Ancient “very unusual” tomb discovered on Dingle Peninsula in Ireland

An ancient tomb has been discovered on the Dingle Peninsula in Ko Kerry, described by archaeologists as “unpillable” and “very unusual.” The tomb was discovered during agricultural work carried out by a farmer.

The National Monuments Service has demanded not to disclose the location of the tomb.

The tomb was discovered by a farmer during reclamation work when a large stone slab was turned over to reveal a slab-lined chamber.

Upon closer inspection, an adjoining additional chamber was discovered, which appears to be the front of the tomb.

The tomb contained an unusual smooth oval stone, believed to be human bone.

It is believed that the tomb may have been dated to the Bronze Age (2000 BC – 500 BC), but it could have been earlier as it has a number of very unusual features.

Archaeologists from the National Monuments Service and the National Museum of Ireland visited the site yesterday to conduct an initial survey.

Authorities say they will not comment on the find until a full survey has been completed. It is reported that the oval-shaped stone was removed from the tomb for storage.

Local archaeologists say this is a very unusual and significant find.

“Given its location, orientation and the presence of a large slab, we initially thought it was a Bronze Age tomb. But the design of this particular tomb is unlike any other Bronze Age burial we have. This is a very unusual tomb. She may be much older, but at this early stage it is very difficult to date her accurately, “said Michel Ó Coylein.

Archaeologist Dr. Breandan O Chiobhain said the find could be invaluable to our understanding of prehistoric burial rituals.

“This tomb appears to be completely intact, in its original state and contains human remains. This is an extremely important find as the original structure has been preserved and has not been tampered with, as could have been the case with another open tomb, ”he said.

Dr Ó Cíobháin said that there are a significant number of tombs in the southwest of Ireland, particularly in Cork and Kerry.
Dingle.

“Most tend to be west and southwest oriented.
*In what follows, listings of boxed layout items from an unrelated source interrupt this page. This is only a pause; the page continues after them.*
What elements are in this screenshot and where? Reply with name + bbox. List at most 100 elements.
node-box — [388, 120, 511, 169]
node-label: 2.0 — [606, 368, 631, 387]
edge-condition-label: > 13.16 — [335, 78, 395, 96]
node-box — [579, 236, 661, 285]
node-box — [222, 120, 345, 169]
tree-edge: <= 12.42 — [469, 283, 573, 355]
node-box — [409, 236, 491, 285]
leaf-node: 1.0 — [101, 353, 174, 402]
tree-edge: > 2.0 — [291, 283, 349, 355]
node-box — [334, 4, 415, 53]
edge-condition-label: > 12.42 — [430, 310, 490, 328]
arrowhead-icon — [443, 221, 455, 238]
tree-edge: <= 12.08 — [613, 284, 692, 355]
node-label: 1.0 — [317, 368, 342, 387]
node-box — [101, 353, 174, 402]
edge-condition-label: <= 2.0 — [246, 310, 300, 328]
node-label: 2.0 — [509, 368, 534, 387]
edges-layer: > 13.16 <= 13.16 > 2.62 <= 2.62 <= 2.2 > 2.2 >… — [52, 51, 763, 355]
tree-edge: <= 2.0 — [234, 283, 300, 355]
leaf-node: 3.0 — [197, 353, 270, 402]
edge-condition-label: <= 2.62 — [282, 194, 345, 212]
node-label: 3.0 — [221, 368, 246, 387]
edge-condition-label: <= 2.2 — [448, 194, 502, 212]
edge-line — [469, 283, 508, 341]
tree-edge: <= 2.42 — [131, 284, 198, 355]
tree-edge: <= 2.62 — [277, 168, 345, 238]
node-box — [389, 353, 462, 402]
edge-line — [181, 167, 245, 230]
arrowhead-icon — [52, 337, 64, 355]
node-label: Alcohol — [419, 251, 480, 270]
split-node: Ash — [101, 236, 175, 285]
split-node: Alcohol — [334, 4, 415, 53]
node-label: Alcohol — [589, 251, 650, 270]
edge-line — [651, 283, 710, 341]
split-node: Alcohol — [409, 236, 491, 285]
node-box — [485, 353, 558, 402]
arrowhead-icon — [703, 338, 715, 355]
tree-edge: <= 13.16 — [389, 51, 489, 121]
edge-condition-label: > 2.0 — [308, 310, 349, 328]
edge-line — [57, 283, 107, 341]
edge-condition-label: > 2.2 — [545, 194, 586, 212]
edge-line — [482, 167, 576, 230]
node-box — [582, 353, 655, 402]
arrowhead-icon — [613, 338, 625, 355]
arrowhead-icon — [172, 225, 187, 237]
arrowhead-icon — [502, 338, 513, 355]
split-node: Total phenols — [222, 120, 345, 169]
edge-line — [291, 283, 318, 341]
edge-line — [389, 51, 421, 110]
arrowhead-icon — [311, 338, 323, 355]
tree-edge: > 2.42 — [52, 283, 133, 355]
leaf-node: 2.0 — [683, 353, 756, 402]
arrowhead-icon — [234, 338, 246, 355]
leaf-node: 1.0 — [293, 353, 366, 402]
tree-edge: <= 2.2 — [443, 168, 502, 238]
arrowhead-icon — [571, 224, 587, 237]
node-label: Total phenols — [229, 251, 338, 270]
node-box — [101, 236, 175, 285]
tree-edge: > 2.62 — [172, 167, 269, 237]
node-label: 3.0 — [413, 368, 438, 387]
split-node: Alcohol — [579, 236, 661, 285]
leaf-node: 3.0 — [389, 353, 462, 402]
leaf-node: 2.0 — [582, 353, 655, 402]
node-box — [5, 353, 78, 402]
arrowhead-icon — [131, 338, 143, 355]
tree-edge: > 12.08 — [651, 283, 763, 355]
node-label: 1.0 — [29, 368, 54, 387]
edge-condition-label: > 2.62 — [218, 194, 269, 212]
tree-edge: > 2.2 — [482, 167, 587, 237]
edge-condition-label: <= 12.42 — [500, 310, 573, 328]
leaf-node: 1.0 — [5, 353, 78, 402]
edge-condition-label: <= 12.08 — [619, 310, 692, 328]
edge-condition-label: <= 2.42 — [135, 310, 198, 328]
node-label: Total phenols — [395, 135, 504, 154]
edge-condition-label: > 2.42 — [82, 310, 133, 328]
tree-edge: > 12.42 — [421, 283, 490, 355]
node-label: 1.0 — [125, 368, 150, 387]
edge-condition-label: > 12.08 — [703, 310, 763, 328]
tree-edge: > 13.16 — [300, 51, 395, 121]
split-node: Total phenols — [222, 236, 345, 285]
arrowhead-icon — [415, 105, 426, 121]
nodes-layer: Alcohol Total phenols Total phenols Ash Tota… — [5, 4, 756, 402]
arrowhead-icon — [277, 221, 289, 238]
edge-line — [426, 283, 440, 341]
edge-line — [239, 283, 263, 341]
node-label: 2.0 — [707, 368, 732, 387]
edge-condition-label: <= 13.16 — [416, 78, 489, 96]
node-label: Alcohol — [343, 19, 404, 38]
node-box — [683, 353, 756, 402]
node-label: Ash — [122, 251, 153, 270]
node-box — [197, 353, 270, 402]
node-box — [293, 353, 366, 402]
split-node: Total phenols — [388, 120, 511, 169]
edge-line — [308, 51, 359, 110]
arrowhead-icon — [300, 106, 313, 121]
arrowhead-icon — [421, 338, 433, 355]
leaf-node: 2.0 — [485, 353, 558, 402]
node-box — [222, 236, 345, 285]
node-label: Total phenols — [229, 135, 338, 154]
It is not clear why, but this could represent celestial or lunar alignments. Some of these tombs have unusual features such as porticoes on the west side. But the entire tomb remains hidden underground, so it is difficult to fully appreciate its general appearance. ”

The tomb, which is located on private land, is in a vulnerable state, and there are fears that people visiting the site could cause further damage to the structure. Therefore, information about its location will not be disclosed.